Wouldn't it be equally easy to use this method with a microphone directly? They played signal in one channel and the measured response in the other? On a per-channel basis this should work, no?


----------



## terry j (Jul 31, 2006)

DrWho said:


> That doesn't work. The sub is bandwidth limited so the peak in the Energy Time Curve is going to be naturally delayed....aligning the peak of the other speakers to that of the sub will delay all of the other speakers for too long, which is going to introduce phase cancellation in the crossover passband.
> 
> The guys over at Syn-Aud-Con had a great article describing this limitation of the ETC. I'll see if I can't find it and post it. The nice thing about it is that it provided a way around it.
> 
> Since it seems you're more worried about the delay through the crossover, a very easy way to measure delay would be to measure your crossover directly. Download Audacity, which is a free multi-channel recording tool (or pick any stereo recording device of your choice). Then what you do is create a sound sample of a square wave, or click track or whatever....something that has a vertical rise at the beginning. Burn this sound to a CD and play it through your system. On the left channel of your recording device, record the direct output from the CD. On the right channel of your recording device, record the direct output from the crossover. You will first see your sound show up on the left channel and then later on the right channel. The time readout of your software will be able to give you the time offset. It'll probably take you 15 minutes to get everything set up and ready to test, and then just a few seconds for every channel of your crossover.


Hi Mike

haven't seen you for a while!

I'd love to be able to do this accurately, alas my computer skills in using some of these programs are my achilles heel. Do you know of any 'tutorial' which, with a bit of application on my part, may get me through it?
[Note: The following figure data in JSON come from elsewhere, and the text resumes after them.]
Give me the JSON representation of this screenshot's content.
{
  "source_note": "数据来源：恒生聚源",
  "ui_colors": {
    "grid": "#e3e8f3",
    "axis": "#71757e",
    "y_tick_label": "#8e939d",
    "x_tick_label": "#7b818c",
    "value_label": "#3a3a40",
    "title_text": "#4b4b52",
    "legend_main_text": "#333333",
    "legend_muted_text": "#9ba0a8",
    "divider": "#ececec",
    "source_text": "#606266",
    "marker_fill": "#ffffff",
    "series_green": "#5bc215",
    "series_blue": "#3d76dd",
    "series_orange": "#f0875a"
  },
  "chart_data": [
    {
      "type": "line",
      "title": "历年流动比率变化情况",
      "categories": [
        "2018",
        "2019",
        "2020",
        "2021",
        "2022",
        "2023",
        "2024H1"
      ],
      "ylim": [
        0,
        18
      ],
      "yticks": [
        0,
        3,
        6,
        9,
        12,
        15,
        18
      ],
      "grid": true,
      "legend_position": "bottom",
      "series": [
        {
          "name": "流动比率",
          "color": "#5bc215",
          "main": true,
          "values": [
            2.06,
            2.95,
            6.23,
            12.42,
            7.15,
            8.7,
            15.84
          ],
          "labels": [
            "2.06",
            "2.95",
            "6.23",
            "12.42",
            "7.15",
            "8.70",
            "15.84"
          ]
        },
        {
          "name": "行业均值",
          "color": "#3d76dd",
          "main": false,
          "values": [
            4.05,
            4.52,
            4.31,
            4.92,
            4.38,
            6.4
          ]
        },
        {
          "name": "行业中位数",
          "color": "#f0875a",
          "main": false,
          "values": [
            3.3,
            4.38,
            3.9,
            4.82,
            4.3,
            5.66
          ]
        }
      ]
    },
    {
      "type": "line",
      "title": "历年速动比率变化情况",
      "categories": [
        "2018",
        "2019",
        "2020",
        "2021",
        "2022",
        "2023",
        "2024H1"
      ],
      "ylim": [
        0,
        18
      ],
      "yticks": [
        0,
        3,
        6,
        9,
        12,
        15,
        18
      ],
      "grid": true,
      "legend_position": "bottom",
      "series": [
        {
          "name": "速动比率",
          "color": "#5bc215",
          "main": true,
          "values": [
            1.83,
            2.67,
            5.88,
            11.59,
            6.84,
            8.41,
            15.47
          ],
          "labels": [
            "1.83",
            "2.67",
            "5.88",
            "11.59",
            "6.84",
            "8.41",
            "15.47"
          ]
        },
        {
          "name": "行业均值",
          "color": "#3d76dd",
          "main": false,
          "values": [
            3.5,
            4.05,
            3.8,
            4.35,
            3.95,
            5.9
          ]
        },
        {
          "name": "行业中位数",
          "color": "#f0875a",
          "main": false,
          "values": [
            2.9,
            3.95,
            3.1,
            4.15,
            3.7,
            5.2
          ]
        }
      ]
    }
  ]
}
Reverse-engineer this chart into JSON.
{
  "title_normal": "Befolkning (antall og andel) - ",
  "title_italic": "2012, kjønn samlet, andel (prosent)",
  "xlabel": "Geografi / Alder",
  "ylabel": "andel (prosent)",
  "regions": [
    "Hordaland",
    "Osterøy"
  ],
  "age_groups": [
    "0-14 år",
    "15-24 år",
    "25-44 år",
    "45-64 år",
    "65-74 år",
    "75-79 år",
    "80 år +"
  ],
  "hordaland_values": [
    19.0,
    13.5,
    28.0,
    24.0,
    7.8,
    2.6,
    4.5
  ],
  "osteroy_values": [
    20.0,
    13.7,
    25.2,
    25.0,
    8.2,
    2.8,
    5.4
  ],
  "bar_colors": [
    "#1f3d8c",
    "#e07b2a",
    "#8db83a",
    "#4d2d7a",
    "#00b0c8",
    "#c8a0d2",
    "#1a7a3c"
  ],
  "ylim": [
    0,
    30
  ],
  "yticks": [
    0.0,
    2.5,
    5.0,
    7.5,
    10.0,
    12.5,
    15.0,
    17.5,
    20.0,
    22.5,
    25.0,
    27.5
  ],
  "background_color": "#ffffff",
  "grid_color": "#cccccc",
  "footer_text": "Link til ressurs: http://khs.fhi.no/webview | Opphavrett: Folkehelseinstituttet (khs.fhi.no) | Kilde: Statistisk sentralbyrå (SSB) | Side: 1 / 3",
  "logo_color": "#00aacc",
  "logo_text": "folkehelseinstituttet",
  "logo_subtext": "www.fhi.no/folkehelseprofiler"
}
Maybe most people learn this stuff through osmosis..I doubt it's taught in school. Or their work? Anyway, as i only got a computer itself about two years ago, this stuff just sends me gaga. A good book? Beats me how people are able to pick it up.

I'm proud that it only took me a couple of months to work out REW!! ha ha ha


----------



## JohnM (Apr 11, 2006)

I've added the ability to use the left channel of the soundcard as a timing and cal reference in my current beta build of REW so that will be in the next release, might even get it out over xmas


----------



## terry j (Jul 31, 2006)

JohnM said:


> I've added the ability to use the left channel of the soundcard as a timing and cal reference in my current beta build of REW so that will be in the next release, might even get it out over xmas


meaning we can measure accurately the delay of a sub compared to the mains...and correct it with the tools at our disposal?

AWESOME!:T


----------



## JohnM (Apr 11, 2006)

Well, yes and no. You can determine the delays in the system being measured based on the location of the peak of the impulse response, but the width and risetime of the peak depend on the range of frequencies the system producing it can reproduce. Main speakers, when tested with a full range signal, produce nice sharp peaks and easily measured delays. On a subwoofer the impulse response does not look much like an impulse, it has a slow rise and a broad peak because it cannot reproduce high frequencies, so using the time to the peak of the sub response and trying to compare it with the main speakers is not comparing like with like. You may find that using a sweep that only covers the range both sub and mains can reproduce would give impulse responses from each that are more readily comparable, otherwise it will be interesting to see if Mike can find the article about this topic.


----------



## atledreier (Mar 2, 2007)

Awesome! Thanks!

Will be useful for LR and C timing, and also getting the surrounds right.


----------



## DrWho (Sep 27, 2006)

Wow John, that new update sounds really cool!

Here's the article:
http://measuresound.googlepages.com/nl072_subwooferalign.pdf


----------



## atledreier (Mar 2, 2007)

I read it, but it went way over my head... I need to read up on this, I'm afraid.

Is there something I can look for in the impulse response graph or elsewhere to optimize subwoofer delay? I have set it for best FR now, but apparently that isn't nescessarily best.


----------